The U.S. Supreme Court appeared divided Tuesday during oral arguments in what one justice termed a "bizarre" case between a New Jersey town and a former police officer who contends he was demoted as political payback.
The nation's highest court has never ruled on whether the right of free speech and association, guaranteed by the U.S. Constitution's First Amendment, prohibits the government from taking action against an employee based on its mistaken perception that he is asserting a political position.
But that's what happened to Jeffrey Heffernan, a 20-year police veteran in Paterson, N.J., who was spotted picking up a yard sign supporting an opposition candidate during the run-up to the city's 2006 mayoral election.
Heffernan said the sign was going to be put in the yard of his bedridden mother, who wanted it there to replace one that had been stolen. The policeman said he had no role in the election campaign, although he was a close friend of the candidate.

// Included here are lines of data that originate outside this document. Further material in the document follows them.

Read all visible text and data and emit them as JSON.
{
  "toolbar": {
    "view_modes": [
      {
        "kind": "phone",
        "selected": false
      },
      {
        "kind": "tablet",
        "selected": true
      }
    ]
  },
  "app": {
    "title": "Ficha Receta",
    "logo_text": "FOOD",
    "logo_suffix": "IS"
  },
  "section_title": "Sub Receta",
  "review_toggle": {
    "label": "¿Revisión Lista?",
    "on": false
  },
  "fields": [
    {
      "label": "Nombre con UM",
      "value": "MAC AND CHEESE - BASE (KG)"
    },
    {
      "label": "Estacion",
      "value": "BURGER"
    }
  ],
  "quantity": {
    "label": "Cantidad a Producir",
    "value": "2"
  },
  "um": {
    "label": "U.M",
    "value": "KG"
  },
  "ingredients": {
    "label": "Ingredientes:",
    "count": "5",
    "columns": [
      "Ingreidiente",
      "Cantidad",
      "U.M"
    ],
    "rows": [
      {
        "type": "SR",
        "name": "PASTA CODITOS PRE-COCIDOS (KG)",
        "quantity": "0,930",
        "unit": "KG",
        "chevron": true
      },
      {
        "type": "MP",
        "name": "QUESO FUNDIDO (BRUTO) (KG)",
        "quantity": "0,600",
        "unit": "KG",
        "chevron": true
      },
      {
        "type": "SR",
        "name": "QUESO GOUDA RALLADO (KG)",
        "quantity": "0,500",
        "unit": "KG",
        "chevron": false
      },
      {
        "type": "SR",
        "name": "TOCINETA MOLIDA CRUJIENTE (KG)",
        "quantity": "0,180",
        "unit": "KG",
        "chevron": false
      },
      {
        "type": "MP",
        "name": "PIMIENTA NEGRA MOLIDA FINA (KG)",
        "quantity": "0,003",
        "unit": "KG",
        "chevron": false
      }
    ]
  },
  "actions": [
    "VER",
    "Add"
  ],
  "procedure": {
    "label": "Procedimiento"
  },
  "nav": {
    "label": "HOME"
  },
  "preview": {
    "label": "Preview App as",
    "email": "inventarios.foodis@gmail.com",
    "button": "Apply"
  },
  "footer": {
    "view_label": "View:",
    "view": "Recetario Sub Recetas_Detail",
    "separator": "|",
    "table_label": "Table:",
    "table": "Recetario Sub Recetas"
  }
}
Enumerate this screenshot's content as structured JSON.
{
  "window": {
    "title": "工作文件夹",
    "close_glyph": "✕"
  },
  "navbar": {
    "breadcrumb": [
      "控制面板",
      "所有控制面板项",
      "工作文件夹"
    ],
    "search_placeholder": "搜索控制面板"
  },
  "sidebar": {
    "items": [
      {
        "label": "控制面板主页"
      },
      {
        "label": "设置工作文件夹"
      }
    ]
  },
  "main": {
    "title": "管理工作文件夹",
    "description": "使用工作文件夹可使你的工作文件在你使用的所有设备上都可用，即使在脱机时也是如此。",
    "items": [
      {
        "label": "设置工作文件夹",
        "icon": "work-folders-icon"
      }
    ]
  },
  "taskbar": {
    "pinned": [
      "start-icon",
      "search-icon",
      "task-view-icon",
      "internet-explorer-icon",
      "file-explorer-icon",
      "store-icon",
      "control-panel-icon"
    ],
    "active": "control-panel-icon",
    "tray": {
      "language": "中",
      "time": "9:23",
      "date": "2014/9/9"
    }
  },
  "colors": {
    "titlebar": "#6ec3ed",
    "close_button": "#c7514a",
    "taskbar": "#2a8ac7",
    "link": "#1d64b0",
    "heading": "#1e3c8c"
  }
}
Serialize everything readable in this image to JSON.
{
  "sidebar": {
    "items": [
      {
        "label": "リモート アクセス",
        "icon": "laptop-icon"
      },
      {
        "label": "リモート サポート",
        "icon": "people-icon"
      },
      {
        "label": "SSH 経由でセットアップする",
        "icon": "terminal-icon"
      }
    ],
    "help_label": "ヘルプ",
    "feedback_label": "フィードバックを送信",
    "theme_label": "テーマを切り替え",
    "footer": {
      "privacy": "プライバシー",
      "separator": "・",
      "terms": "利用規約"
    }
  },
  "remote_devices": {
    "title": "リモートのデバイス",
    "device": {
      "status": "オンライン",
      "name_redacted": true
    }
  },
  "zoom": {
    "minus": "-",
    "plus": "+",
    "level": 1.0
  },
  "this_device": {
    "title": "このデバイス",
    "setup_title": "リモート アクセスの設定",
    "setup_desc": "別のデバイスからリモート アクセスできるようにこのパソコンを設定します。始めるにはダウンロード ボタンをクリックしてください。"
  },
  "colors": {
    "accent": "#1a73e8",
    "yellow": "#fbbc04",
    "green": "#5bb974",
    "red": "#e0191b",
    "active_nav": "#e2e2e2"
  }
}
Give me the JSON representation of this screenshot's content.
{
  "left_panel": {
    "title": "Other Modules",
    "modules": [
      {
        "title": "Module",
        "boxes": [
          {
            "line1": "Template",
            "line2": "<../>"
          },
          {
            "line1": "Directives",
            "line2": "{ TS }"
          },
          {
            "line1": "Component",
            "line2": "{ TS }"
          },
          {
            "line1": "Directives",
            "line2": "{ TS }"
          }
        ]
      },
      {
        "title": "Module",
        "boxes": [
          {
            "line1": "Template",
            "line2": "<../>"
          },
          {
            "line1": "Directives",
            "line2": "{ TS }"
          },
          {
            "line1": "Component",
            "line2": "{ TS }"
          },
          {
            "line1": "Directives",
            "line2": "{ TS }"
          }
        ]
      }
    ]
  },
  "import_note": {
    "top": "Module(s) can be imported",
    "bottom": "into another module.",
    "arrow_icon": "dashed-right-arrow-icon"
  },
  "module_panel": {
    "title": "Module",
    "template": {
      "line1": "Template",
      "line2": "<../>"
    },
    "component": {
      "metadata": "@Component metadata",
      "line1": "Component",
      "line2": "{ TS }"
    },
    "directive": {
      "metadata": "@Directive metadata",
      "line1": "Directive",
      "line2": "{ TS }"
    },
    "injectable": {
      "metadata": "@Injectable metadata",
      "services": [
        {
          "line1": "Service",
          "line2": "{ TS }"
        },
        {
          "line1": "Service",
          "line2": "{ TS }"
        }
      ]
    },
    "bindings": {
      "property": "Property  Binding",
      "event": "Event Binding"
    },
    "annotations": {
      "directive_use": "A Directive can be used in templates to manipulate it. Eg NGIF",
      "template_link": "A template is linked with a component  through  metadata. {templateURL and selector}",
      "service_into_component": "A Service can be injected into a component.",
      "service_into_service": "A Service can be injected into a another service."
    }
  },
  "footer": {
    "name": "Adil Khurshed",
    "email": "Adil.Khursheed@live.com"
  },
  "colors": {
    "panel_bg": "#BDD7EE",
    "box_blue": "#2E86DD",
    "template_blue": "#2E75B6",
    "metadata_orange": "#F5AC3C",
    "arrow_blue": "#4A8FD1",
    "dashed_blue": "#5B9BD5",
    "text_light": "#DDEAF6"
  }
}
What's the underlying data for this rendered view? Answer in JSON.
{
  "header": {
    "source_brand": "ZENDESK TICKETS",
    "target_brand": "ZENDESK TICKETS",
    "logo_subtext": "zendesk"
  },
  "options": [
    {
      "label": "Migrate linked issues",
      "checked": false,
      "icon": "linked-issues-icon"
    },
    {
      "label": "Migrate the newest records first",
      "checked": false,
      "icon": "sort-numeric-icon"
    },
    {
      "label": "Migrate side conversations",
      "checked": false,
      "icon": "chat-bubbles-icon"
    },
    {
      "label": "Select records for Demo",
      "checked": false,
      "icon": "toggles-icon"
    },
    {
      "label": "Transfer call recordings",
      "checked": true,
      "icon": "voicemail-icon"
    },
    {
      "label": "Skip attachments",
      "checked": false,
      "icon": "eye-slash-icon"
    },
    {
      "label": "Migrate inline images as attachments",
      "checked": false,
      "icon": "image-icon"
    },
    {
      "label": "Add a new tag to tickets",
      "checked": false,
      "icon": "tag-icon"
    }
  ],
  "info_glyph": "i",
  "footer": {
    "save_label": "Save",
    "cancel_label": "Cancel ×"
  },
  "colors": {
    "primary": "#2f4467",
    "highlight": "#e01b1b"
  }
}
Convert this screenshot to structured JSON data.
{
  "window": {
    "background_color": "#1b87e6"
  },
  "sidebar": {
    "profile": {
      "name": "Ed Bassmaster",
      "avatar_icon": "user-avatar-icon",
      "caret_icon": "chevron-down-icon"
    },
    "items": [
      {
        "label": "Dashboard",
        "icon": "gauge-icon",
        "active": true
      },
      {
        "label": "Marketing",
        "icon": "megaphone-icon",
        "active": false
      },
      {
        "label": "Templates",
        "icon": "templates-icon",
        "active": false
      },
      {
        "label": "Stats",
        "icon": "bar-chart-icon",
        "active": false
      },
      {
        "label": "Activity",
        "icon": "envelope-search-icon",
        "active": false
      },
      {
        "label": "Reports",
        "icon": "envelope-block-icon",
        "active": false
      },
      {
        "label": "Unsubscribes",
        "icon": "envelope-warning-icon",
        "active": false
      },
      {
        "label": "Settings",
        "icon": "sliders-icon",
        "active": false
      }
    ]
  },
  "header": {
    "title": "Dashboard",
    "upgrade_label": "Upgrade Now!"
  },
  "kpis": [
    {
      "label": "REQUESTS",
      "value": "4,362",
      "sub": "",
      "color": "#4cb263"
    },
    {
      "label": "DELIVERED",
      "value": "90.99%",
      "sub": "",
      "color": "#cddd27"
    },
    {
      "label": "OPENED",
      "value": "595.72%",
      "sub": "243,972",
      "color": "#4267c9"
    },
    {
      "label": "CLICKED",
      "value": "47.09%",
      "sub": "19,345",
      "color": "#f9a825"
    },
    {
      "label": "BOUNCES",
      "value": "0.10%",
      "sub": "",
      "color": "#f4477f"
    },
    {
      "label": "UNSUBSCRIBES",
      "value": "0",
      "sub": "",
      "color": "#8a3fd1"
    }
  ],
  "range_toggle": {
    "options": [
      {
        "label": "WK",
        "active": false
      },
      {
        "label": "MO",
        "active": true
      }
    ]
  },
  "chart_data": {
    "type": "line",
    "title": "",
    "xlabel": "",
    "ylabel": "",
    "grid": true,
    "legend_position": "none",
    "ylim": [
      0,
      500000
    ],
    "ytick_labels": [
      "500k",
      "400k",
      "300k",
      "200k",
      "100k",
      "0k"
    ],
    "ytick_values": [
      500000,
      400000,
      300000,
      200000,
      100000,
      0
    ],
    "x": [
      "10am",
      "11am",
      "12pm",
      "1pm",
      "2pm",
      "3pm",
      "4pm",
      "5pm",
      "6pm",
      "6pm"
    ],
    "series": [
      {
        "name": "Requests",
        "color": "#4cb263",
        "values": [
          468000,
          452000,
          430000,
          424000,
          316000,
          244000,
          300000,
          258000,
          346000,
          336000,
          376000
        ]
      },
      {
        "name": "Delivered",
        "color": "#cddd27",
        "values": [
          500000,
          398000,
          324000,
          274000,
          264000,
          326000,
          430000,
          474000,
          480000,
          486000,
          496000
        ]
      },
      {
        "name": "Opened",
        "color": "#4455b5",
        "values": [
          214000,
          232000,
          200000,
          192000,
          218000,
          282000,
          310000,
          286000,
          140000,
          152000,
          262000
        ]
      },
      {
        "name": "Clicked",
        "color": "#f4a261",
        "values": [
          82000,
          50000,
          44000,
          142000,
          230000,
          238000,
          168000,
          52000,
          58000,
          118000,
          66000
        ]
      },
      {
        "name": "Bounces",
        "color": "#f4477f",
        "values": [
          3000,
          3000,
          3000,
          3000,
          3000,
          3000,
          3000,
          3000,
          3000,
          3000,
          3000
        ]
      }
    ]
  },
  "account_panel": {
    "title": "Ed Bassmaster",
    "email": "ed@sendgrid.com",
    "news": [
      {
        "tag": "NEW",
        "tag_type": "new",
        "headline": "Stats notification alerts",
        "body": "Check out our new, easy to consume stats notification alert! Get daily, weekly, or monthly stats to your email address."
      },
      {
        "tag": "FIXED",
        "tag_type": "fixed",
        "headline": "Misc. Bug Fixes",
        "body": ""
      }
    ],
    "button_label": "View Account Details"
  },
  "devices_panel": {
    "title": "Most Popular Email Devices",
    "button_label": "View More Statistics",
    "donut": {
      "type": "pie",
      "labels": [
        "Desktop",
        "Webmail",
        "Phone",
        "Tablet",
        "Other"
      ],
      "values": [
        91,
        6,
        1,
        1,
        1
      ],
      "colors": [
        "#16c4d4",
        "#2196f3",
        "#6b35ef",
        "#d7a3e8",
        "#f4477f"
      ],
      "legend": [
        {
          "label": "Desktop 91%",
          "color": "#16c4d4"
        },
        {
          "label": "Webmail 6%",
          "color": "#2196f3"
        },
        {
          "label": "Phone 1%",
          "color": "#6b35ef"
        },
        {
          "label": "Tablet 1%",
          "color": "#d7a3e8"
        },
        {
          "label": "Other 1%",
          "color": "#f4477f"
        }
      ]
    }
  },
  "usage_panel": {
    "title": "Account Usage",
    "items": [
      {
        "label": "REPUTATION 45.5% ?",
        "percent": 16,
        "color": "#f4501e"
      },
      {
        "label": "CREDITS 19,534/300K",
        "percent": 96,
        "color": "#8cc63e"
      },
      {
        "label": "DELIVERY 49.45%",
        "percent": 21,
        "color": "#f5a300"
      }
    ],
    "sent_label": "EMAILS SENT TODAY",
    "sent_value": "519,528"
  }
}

Heffernan, who has since left the Paterson force, was not even eligible to vote in the city, since he lived elsewhere.
Still, word spread of Heffernan's supposedly open political support for mayoral challenger Lawrence Spagnola.
The police chief and his executive officer — Heffernan's direct supervisor — supported the incumbent mayor, Jose Torres, who was running for re-election.
Heffernan, newly promoted to detective the year before, was quickly reassigned to foot patrol for "overt involvement in a political election."
He sued, contending his First Amendment rights had been violated, and a federal jury initially awarded Heffernan $105,000 in damages.
But the judge retroactively recused himself, citing a conflict of interest, and the case was ultimately thrown out because Heffernan admitted he did not actively campaign for Spagnola or assert his political views. Two different trial judges and appellate panels ruled he could not invoke free speech protections because he was not actually exercising his rights.
Heffernan appealed to the Supreme Court.
The nine justices, who will rule on the case this year, appeared split over whether Heffernan was even exercising his First Amendment rights during the 2006 incident.
"This is a bizarre case, that comes to [the court] on the assumption that he is completely politically apathetic," argued Paterson's lawyer, Tom Goldstein, who contended that Heffernan could have a case under New Jersey's collective bargaining agreements or civil rights laws, but not under the Constitution.
"It is bizarre," agreed Justice Antonin Scalia, known for his conservative positions on many legal matters. Justice Samuel Alito called the case "highly artificial."
But Heffernan's lawyers said the former policeman's demotion would have a "chilling effect" on political association everywhere unless the earlier court rulings were rejected.
They said if the ruling were left to stand, the government could fire any employee just on the belief — even incorrect — that he was a Democrat or Republican, causing the person to worry about misperceptions of his political views or actions.
Justice Elena Kagan took that position one step further.
She asked the city's lawyers if they believed a newly elected Democrat, for example, could dismiss "every person without a well-known political view, every couch potato out there," changing the entire character of the office, because the official preferred one political view over another.
"Part of the reason we have these [First Amendment] protections is because we worry the government is doing things for impermissible reasons ... that the government wants to create a world of speech in which everybody agrees with it and nobody opposes it," Kagan said.